Der Kern der Handlung lässt sich rasch zusammenfassen, aber was Thorben Hecht und Anneke Jansen (Buch) sowie Regisseurin Christine Rogoll daraus gemacht haben, ist höchst unterhaltsam: Sonja ist um die vierzig und erfolgreiche Pharmavertreterin eines Kölner Unternehmens.  Weil ihr bei einer Fachtagung ein Seitensprung mit einem Kunden unterlaufen ist, wird sie beurlaubt. Sie ist jedoch überzeugt, dass ihr Vorgesetzter bloß einen Vorwand gesucht hat, weil sie allzu neugierige Fragen zu einem neuen Demenzmittel gestellt hat: Die ersten Testergebnisse waren negativ, aber plötzlich soll alles super sein. Ehemann Lars (Camill Jammal) teilt ihre Ansicht zwar, setzt sie aber trotzdem vor die Tür, weshalb sie erst mal im beim verwitweten Vater im heimischen Münsterland unterkommt. Der alte Stellbrink hat von Lars ohnehin nie was gehalten und möchte die Tochter überreden, als zukünftige Nachfolgerin in seiner Apotheke zu arbeiten. 

Wie so oft in solchen Geschichten teilen sich die Daheimgebliebenen in zwei Lager auf: Die einen freuen sich über Sonjas Rückkehr, die anderen nicht, allen voran die Ehefrau von Jugendliebe Sascha (Tom Radisch), dessen Gefühle für Sonja nie erloschen sind. Friseurin Eva (Genija Rykova) rächt sich, indem sie allerlei Gift verspritzt und ihre Kundschaft auffordert, die Apotheke zu boykottieren. Gleichfalls zum Feindeslager gehört Schwägerin Maren (Sarina Radomski), die Sonja offenkundig noch nie leiden konnte.
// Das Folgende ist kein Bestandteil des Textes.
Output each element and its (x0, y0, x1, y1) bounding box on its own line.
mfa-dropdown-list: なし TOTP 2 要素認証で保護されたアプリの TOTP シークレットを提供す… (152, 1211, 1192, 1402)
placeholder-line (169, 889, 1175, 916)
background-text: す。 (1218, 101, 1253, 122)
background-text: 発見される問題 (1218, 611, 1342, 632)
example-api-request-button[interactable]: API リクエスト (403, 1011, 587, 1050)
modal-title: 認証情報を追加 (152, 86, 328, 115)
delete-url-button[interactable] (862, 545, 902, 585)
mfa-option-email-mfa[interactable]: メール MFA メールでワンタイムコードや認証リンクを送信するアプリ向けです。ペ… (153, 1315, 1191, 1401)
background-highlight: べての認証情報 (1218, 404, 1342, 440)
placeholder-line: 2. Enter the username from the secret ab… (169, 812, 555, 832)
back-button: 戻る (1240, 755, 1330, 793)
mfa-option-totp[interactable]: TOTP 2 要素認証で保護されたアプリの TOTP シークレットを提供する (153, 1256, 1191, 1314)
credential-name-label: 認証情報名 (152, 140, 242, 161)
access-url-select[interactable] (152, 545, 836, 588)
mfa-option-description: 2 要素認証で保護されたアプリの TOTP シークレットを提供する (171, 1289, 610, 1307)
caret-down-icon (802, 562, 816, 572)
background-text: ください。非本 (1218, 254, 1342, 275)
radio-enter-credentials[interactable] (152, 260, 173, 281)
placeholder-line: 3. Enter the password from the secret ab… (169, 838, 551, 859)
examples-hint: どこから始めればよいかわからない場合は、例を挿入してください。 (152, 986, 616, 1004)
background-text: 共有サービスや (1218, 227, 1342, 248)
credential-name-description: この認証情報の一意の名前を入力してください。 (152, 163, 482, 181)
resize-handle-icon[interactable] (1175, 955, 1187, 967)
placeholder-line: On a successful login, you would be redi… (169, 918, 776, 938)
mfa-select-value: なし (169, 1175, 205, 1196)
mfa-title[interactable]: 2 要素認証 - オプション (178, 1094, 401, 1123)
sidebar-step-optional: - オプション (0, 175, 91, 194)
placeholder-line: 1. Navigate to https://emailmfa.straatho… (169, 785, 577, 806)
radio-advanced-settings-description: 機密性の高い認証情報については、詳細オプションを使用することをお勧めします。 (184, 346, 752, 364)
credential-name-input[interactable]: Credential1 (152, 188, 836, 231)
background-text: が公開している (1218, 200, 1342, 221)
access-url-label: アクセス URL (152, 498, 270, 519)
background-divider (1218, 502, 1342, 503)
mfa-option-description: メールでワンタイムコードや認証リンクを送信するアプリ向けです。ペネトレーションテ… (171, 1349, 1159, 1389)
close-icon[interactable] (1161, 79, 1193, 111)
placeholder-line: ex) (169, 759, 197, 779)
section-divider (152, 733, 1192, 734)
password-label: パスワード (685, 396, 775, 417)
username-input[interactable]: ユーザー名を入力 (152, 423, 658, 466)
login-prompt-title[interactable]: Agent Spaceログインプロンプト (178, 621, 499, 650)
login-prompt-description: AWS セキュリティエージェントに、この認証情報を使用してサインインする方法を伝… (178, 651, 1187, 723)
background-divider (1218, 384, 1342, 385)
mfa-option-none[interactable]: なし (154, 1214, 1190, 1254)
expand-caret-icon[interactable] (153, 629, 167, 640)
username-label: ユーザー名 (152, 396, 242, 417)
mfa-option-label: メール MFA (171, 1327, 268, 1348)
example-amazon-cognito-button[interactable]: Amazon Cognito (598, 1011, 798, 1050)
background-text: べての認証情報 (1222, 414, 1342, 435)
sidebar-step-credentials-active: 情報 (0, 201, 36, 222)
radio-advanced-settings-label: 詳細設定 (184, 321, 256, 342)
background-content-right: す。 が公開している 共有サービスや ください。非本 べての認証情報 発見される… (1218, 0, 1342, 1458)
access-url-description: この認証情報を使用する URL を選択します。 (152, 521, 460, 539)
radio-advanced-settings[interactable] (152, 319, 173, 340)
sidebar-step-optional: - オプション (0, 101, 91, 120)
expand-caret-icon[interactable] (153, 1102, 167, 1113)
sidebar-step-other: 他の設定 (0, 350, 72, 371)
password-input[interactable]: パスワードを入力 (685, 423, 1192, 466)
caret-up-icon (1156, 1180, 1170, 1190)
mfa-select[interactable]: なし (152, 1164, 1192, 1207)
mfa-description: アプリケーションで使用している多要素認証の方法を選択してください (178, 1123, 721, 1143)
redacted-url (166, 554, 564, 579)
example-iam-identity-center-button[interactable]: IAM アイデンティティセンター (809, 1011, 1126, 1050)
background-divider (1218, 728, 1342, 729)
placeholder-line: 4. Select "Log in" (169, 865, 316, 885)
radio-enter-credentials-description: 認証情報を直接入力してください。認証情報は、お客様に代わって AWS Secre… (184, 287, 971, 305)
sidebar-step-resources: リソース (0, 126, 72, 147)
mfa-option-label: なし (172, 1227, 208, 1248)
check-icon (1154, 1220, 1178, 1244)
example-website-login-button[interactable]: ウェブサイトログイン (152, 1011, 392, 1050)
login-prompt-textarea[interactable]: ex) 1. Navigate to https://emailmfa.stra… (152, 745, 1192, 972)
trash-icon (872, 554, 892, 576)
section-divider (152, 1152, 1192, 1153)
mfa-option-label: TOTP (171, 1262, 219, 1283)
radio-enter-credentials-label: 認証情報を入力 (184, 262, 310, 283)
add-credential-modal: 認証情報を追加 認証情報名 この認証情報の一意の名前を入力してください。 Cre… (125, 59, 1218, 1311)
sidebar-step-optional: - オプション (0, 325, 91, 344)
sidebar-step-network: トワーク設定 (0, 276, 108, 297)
Bruder Stefan (Hendrik Heutmann), ein Versager vor dem Herrn, steht heftig unterm Pantoffel der Gattin, die nicht müde wird, den beiden Kindern zu versichern, dass ihr Vater nichts auf die Reihe kriegt. Die Familie wohnt im Elternhaus der Geschwister, weshalb Sonja der Schwägerin schwerlich aus dem Weg gehen kann. Das gilt auch für ihre Mitmenschen: Running Gag des Films ist die Begrüßung "Wieder da?!", woraufhin Sonja geduldig, aber zunehmend genervt versichert, sie sei nur zu Besuch; schließlich hat sie die Kleinstadt früher als "Wartezimmer des Lebens" empfunden. 

Zwischendurch wird der Film ein bisschen zum Pharma-Krimi, weil der alles andere als mutige Lars mit Hilfe einer alles andere als feigen Kollegin (Antonia Breidenbach) Unterlagen entdeckt, die Sonjas Verdacht bestätigen. Als er mit der guten Nachricht nach Vredenhorst kommt, klärt ihn der Nachbarschaftsfunk (Petra Hartung) erst mal darüber auf, was "die kleine Stellbrink" beim Schützenfest mit ihrem Ex-Freund getrieben hat. Ein weiteres Krimi-Element kommt ins Spiel, weil aus der Apotheke regelmäßig Medikamente verschwinden, die unters Betäubungsmittelgesetz fallen. Das ist zwar ebenso wie der Pharmaskandal weit mehr als bloß eine Nebenebene, aber im Zentrum stehen Sonjas Konflikte mit Themen wie Heimat, Jugend und der von Sascha formulierten Erkenntnis, dass bereits die Hälfte ihres Lebens hinter ihnen liege; und zwar die bessere.